La demanderesse soutient enfin que la persistance à diffuser l’activité ou l’information illicite constitue une faute, qu’un prompt délai de retrait doit être respecté en cas de notification pour que la responsabilité limitée de l’hébergeur puisse jouer.

Elle conclut à l’existence d’un préjudice expliquant que laisser un site internet permettant de recourir à la GPA accessible en France cause un dommage au vu de l’intérêt supérieur de l’enfant dans la mesure où la GPA consiste à planifier un abandon programmé de l’enfant par sa mère, ce qui prive l’enfant du droit de connaître celle-ci, et en tout cas, d’être élevé par elle.

Aux termes de ses dernières écritures, la société OVH sollicite du tribunal qu’il :
– prenne acte de ce que la société OVH s’en rapporte à la décision souveraine de la juridiction saisie pour apprécier, le cas échéant, le caractère manifestement illicite du site internet,
– prenne acte de l’exécution spontanée, par la société OVH de la décision de justice qui sera prononcée,
– prenne acte de ce que la société OVH ne peut que suspendre l’hébergement du site internet accessible à l’adresse http://www. subrogalia.com,
– constate le caractère infondé de la mise en cause de la société OVH dans la procédure.

En conséquence :
– qu’il écarte la responsabilité de la société OVH,
– qu’il déboute l’association des juristes pour l’enfance de sa demande de dommages et intérêts et d’astreinte,
– qu’il condamne l’association des juristes pour l’enfance à payer la somme de 3000 euros à la société OVH sur le fondement de l’article 700 du code de procédure civile ainsi qu’aux frais et dépens de l’instance.
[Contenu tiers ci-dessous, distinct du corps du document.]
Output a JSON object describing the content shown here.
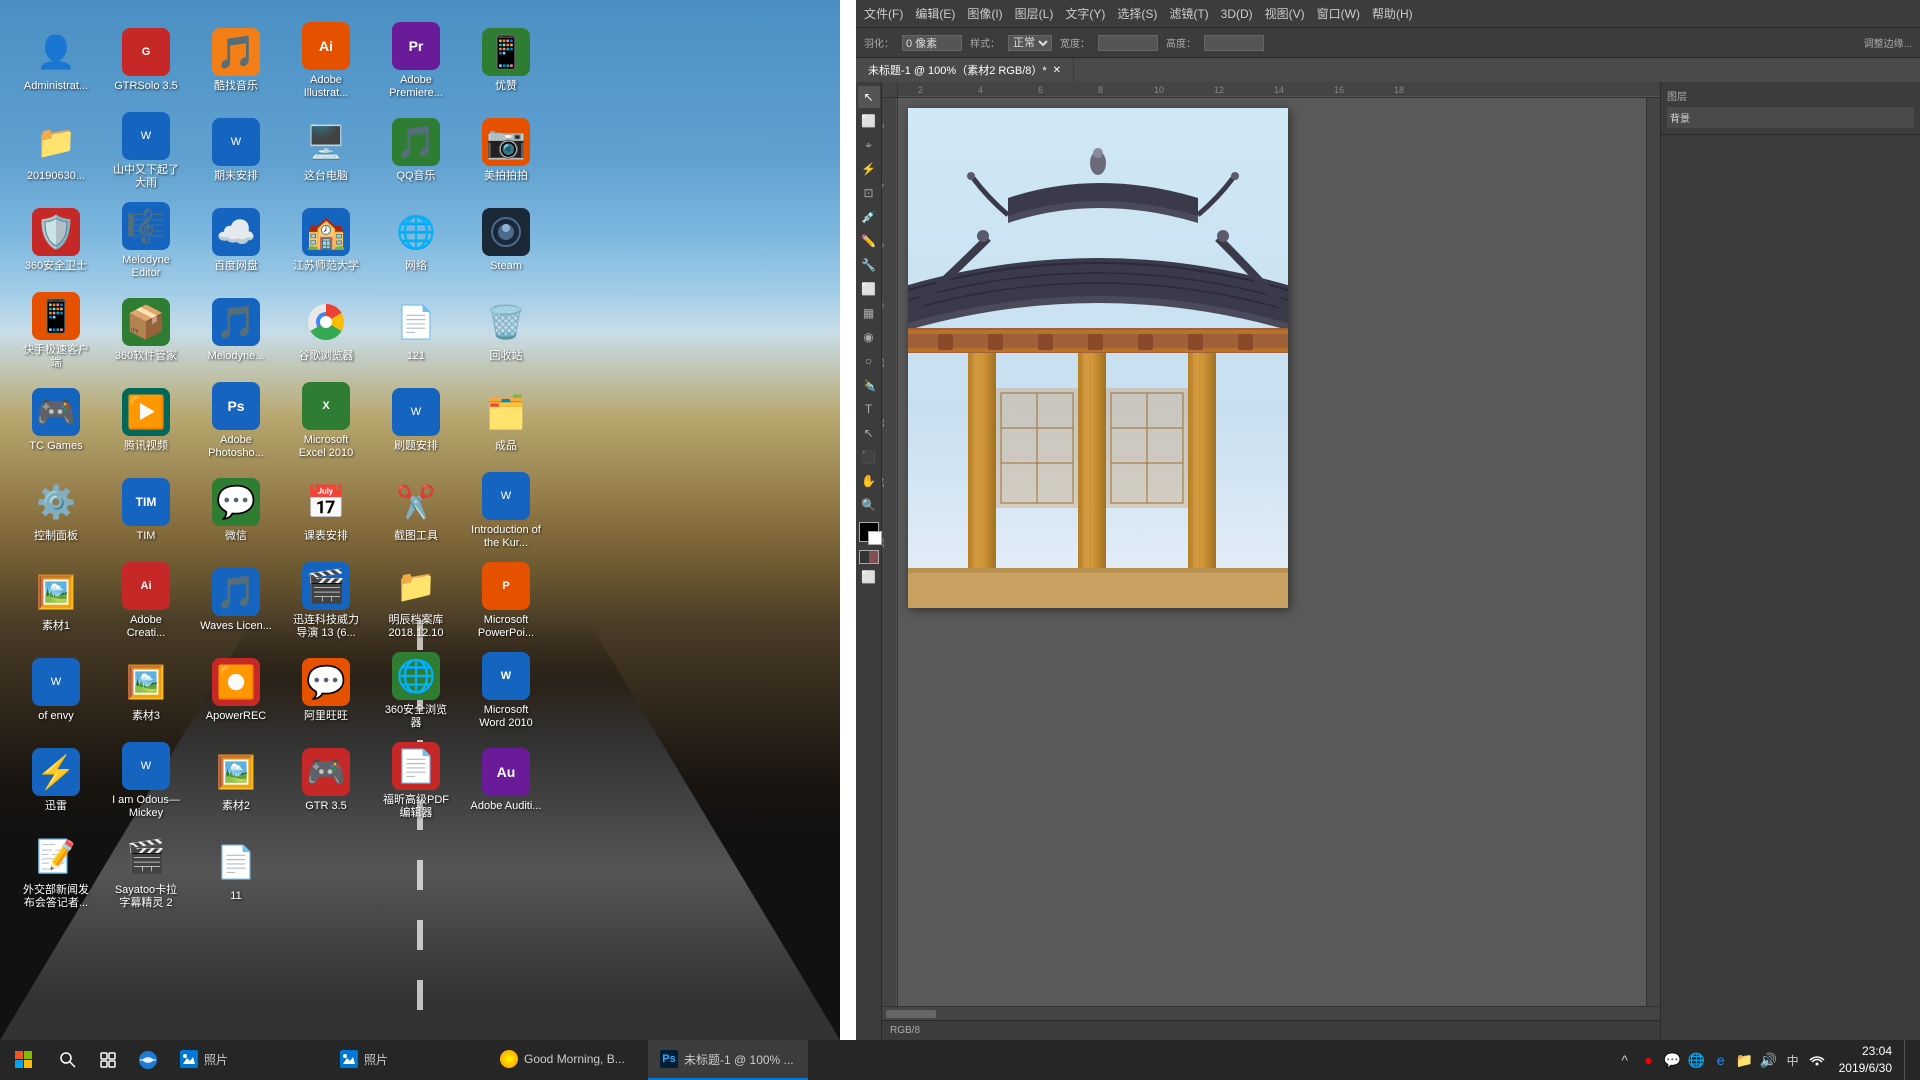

Au soutien de ses prétentions, elle expose qu’en sa qualité d’hébergeur son rôle est neutre et que par conséquent elle ne saurait prendre part au litige opposant l’association et la société de droit espagnol Subrogalia SL.
Elle indique que si la loi prévoit une responsabilité de l’hébergeur, le débat relatif à la licéité du contenu publié sur le site internet doit s’engager avec la société Subrogalia SL, en sa qualité d’éditeur, et non avec la société OVH dont le rôle est neutre et purement technique.

La société OVH indique qu’il appartient à la demanderesse de démontrer le caractère manifestement illicite du contenu litigieux ou de produire une décision de justice ordonnant à la société OVH le retrait du contenu.

Elle fait valoir que contrairement à ce que prétend la demanderesse, la société OVH n’a pas refusé de retirer le contenu litigieux parce qu’elle estimait qu’il n’était pas illicite mais parce que les éléments ne présentaient pas un caractère “manifestement” illicite. Elle indique s’en remettre à l’appréciation souveraine du juge et s’engage à exécuter spontanément la décision à intervenir.

Elle sollicite le rejet de la demande de dommages et intérêts.

La clôture de l’instruction a été prononcée le 5 novembre 2018.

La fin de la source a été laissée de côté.